- Editor’s note: While the city is intending to gain more water rights for “additional housing and new industries to move in,” where is the plan to raise the “estimated $27 Million overhaul to manage current and future demand” on Yelm’s Public Works water/sewer systems? Until the Public Works systems are updated, the ability for the city to add many more housing connections plus attracting industries is VERY limited! Why would any industry invest in Yelm with the affects of 10 years of deferred maintenance on the public water/sewer infrastructure mounting everyday?
The City of Yelm says, “Yelm Leads the Way in Statewide Water Mitigation Strategies.” – But!

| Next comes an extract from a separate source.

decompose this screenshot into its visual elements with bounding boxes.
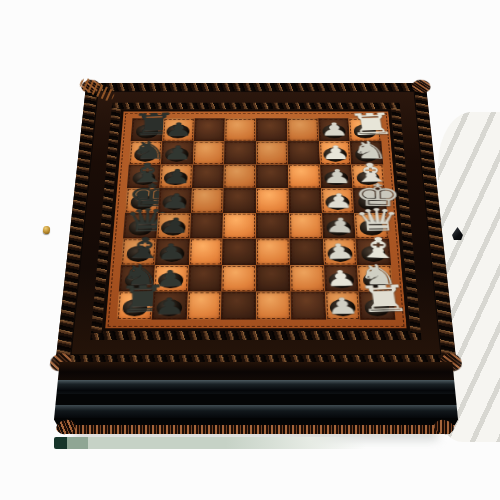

“‘Our economic development is at a standstill without additional water rights and the cost to repair our aging infrastructure will be born on the backs of our current residents,’ Grayum told the Task Force. ‘That’s highly unfair considering most of the current rate payers are residential customers. We need to diversify our tax base but we can’t do that without additional water rights.'”
“In a 2015 Washington Supreme Court ruling, known as the “Foster Decision,” the Supreme Court rejected the Washington State Department of Ecology’s (WDOE) decision to grant new water rights to the City. The decision revoked the previously granted rights which has contributed to utility rate increases by preventing additional housing and industry in our area.”

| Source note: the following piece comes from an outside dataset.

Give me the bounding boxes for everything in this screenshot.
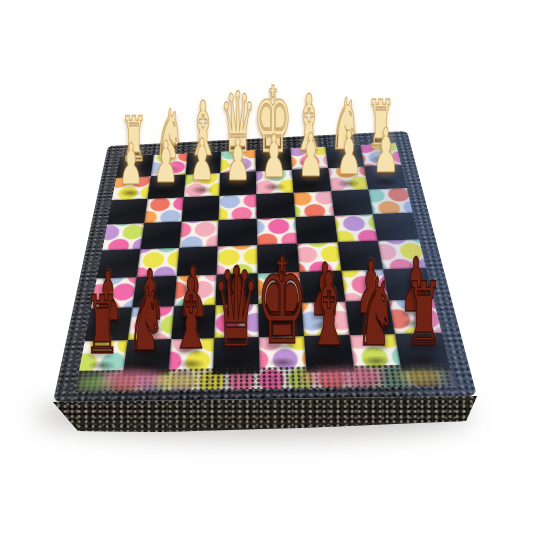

Over a three-year period, the City has replaced many components to keep the current facility functional, including the system control software, distribution system, and eliminated single points of failure but still requires an estimated $27 Million overhaul to manage current and future demand. The City is exploring a variety of options to renovate the facility while keeping utility rates as low as possible for the citizens and businesses of Yelm. Options include a widely used Membrane Bioreactor system, and advocating for State Funding and allow Yelm to be a leader for other innovative treatment options including ceramics and algae.”
“The City is on track to submit the water rights application to the WDOE by the end of 2019 which is anticipated to be the first water mitigation pilot to submit an application. If the application is approved, Yelm will regain its water rights and open the door for additional housing and new industries to move in, allowing the City to maintain infrastructure, diversify the tax base, and reduce the impact on existing residents and businesses,” by the City of Yelm. Read more
The Yelm City Council will hear more about the “Water Reclaimed Facility (WRF) timeline and next steps” at their Study Session this evening. Read more
- Bottom line: How can the city add more hook-ups when the infrastructure can’t handle any more? Yelm clearly stated above that the water/sewer system of Public Works, “still requires an estimated $27 Million overhaul to manage current and future demand.”